The wealth destruction is simply incredible. And it’s made us the laughing stock of the world. Europeans and Brits now see the US as a tourist trap where they can come to feel rich. Oil exporting nations have seen their profits explode as the weaker dollar pushed oil through the roof.
Simply put, the dollar is no longer a great store of value. True, it has rallied recently due to the belief that the Fed won’t cut interest rates again—and that other countries will soon start cutting rates to deal with their own financial issues—but until the Fed turns off the liquidity faucet, any rally in the dollar will be brief.
Investors should find a new currency to plunk their money into. And that currency is gold.
The pundits have made a big deal of stocks’ recent rally and gold’s plunge. However, if you look at the big picture between these two asset classes, it’s clear that stocks are still expensive while gold is quite cheap.
According to Dr Marc Faber, editor of the Gloom Boom Doom report, gold and financial assets move in distinctive long-term trends. Over the last 110 years, this trend has staged six major phases:
- 1900-1929: stocks outperform gold
- 1929-1932: gold outperforms stocks
- 1932-1966: stocks outperform gold
- 1966-1980: gold outperforms stocks
- 1980-2000: stocks outperform gold
- 2000-???: gold outperforms stocks.
Most recently, gold has completely trounced stocks. In fact, based on “real” terms—i.e. the price of gold—stocks actually peaked in 2000 and have since fallen 72%!
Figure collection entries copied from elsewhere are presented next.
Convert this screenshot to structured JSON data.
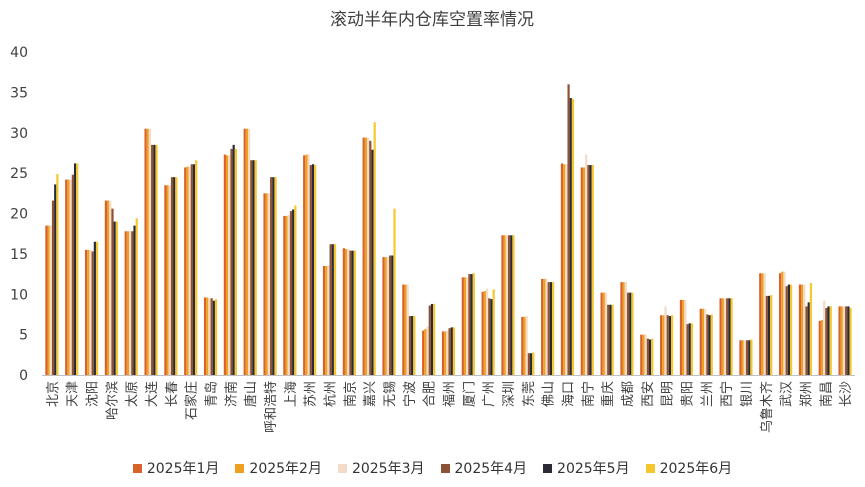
{
  "chart_data": {
    "type": "bar",
    "title": "滚动半年内仓库空置率情况",
    "xlabel": "",
    "ylabel": "",
    "ylim": [
      0,
      40
    ],
    "yticks": [
      0,
      5,
      10,
      15,
      20,
      25,
      30,
      35,
      40
    ],
    "grid": false,
    "legend_position": "bottom",
    "categories": [
      "北京",
      "天津",
      "沈阳",
      "哈尔滨",
      "太原",
      "大连",
      "长春",
      "石家庄",
      "青岛",
      "济南",
      "唐山",
      "呼和浩特",
      "上海",
      "苏州",
      "杭州",
      "南京",
      "嘉兴",
      "无锡",
      "宁波",
      "合肥",
      "福州",
      "厦门",
      "广州",
      "深圳",
      "东莞",
      "佛山",
      "海口",
      "南宁",
      "重庆",
      "成都",
      "西安",
      "昆明",
      "贵阳",
      "兰州",
      "西宁",
      "银川",
      "乌鲁木齐",
      "武汉",
      "郑州",
      "南昌",
      "长沙"
    ],
    "series": [
      {
        "name": "2025年1月",
        "color": "#D9622B",
        "values": [
          18.5,
          24.2,
          15.5,
          21.6,
          17.8,
          30.5,
          23.5,
          25.7,
          9.6,
          27.3,
          30.5,
          22.5,
          19.7,
          27.2,
          13.5,
          15.7,
          29.4,
          14.6,
          11.2,
          5.5,
          5.4,
          12.1,
          10.3,
          17.3,
          7.2,
          11.9,
          26.2,
          25.7,
          10.2,
          11.5,
          5.0,
          7.4,
          9.3,
          8.2,
          9.5,
          4.3,
          12.6,
          12.6,
          11.2,
          6.7,
          8.5
        ]
      },
      {
        "name": "2025年2月",
        "color": "#F0A020",
        "values": [
          18.5,
          24.2,
          15.5,
          21.6,
          17.8,
          30.5,
          23.5,
          25.8,
          9.6,
          27.2,
          30.5,
          22.5,
          19.7,
          27.3,
          13.5,
          15.6,
          29.4,
          14.6,
          11.2,
          5.7,
          5.4,
          12.1,
          10.4,
          17.3,
          7.2,
          11.9,
          26.1,
          25.7,
          10.2,
          11.5,
          5.0,
          7.4,
          9.3,
          8.2,
          9.5,
          4.3,
          12.6,
          12.8,
          11.2,
          6.8,
          8.5
        ]
      },
      {
        "name": "2025年3月",
        "color": "#F2DCC8",
        "values": [
          18.5,
          24.2,
          15.5,
          21.6,
          17.8,
          30.5,
          23.5,
          25.8,
          9.5,
          27.2,
          30.5,
          22.5,
          19.8,
          27.3,
          13.6,
          15.6,
          29.4,
          14.6,
          11.2,
          6.0,
          5.5,
          12.1,
          10.7,
          17.3,
          7.3,
          11.9,
          26.1,
          27.3,
          10.2,
          11.5,
          5.0,
          8.5,
          9.3,
          8.2,
          9.5,
          4.3,
          12.6,
          12.8,
          11.2,
          9.2,
          8.5
        ]
      },
      {
        "name": "2025年4月",
        "color": "#8B5236",
        "values": [
          21.6,
          24.8,
          15.3,
          20.6,
          17.8,
          28.5,
          24.5,
          26.1,
          9.5,
          28.0,
          26.6,
          24.5,
          20.3,
          26.0,
          16.2,
          15.4,
          29.0,
          14.8,
          7.3,
          8.6,
          5.8,
          12.5,
          9.5,
          17.3,
          2.7,
          11.5,
          36.0,
          26.0,
          8.7,
          10.2,
          4.5,
          7.4,
          6.3,
          7.5,
          9.5,
          4.3,
          9.8,
          11.0,
          8.5,
          8.3,
          8.5
        ]
      },
      {
        "name": "2025年5月",
        "color": "#2B2B38",
        "values": [
          23.6,
          26.2,
          16.5,
          19.0,
          18.5,
          28.5,
          24.5,
          26.1,
          9.2,
          28.5,
          26.6,
          24.5,
          20.5,
          26.1,
          16.2,
          15.4,
          27.9,
          14.8,
          7.3,
          8.8,
          5.9,
          12.5,
          9.4,
          17.3,
          2.7,
          11.5,
          34.3,
          26.0,
          8.7,
          10.2,
          4.4,
          7.3,
          6.4,
          7.4,
          9.5,
          4.3,
          9.8,
          11.2,
          9.0,
          8.5,
          8.5
        ]
      },
      {
        "name": "2025年6月",
        "color": "#F5C830",
        "values": [
          24.9,
          26.2,
          16.5,
          19.0,
          19.4,
          28.5,
          24.5,
          26.6,
          9.4,
          28.0,
          26.6,
          24.5,
          21.0,
          26.0,
          16.2,
          15.4,
          31.3,
          20.6,
          7.3,
          8.8,
          5.9,
          12.6,
          10.6,
          17.3,
          2.8,
          11.5,
          34.2,
          26.0,
          8.7,
          10.2,
          4.5,
          7.4,
          6.4,
          7.5,
          9.5,
          4.4,
          9.9,
          11.2,
          11.4,
          8.5,
          8.3
        ]
      }
    ]
  }
}
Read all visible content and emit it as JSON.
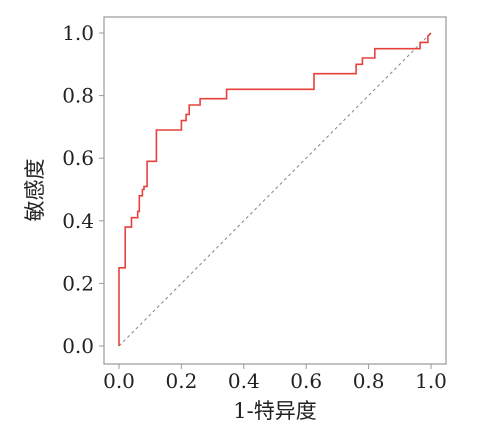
{
  "chart_data": {
    "type": "line",
    "title": "",
    "xlabel": "1-特异度",
    "ylabel": "敏感度",
    "xlim": [
      0,
      1.0
    ],
    "ylim": [
      0,
      1.0
    ],
    "x_ticks": [
      "0.0",
      "0.2",
      "0.4",
      "0.6",
      "0.8",
      "1.0"
    ],
    "y_ticks": [
      "0.0",
      "0.2",
      "0.4",
      "0.6",
      "0.8",
      "1.0"
    ],
    "grid": false,
    "legend": "none",
    "series": [
      {
        "color": "#e8413c",
        "style": "step",
        "x": [
          0.0,
          0.0,
          0.02,
          0.02,
          0.04,
          0.04,
          0.06,
          0.06,
          0.065,
          0.065,
          0.075,
          0.075,
          0.08,
          0.08,
          0.09,
          0.09,
          0.12,
          0.12,
          0.2,
          0.2,
          0.215,
          0.215,
          0.225,
          0.225,
          0.26,
          0.26,
          0.345,
          0.345,
          0.625,
          0.625,
          0.76,
          0.76,
          0.78,
          0.78,
          0.82,
          0.82,
          0.965,
          0.965,
          0.99,
          0.99,
          1.0
        ],
        "y": [
          0.0,
          0.25,
          0.25,
          0.38,
          0.38,
          0.41,
          0.41,
          0.43,
          0.43,
          0.48,
          0.48,
          0.5,
          0.5,
          0.51,
          0.51,
          0.59,
          0.59,
          0.69,
          0.69,
          0.72,
          0.72,
          0.74,
          0.74,
          0.77,
          0.77,
          0.79,
          0.79,
          0.82,
          0.82,
          0.87,
          0.87,
          0.9,
          0.9,
          0.92,
          0.92,
          0.95,
          0.95,
          0.97,
          0.97,
          0.99,
          1.0
        ]
      },
      {
        "color": "#888888",
        "style": "dashed",
        "x": [
          0,
          1
        ],
        "y": [
          0,
          1
        ]
      }
    ]
  }
}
And they’re still expensive.
The median stock (as measured by the Dow Jones Industrial Average) to gold ratio over the last 106 years was 5.4. In other words, during the 20th century, on average 5.4 ounces of gold would buy one unit of the DJIA.
Today, it takes more than 12 ounces of gold to buy one unit of the DJIA. So in spite of gold’s mammoth rise from $250 to $860, the precious metal is still quite cheap relative to stocks.
So while the mainstream financial media and the Federal Reserve might be proclaiming an end to the commodity boom and the beginning of a new bull market in stocks, I don’t buy it. In real terms, stocks are anything but cheap. Gold on the other hand, is clearly undervalued.
And thanks to this recent dip, it’s gotten even cheaper.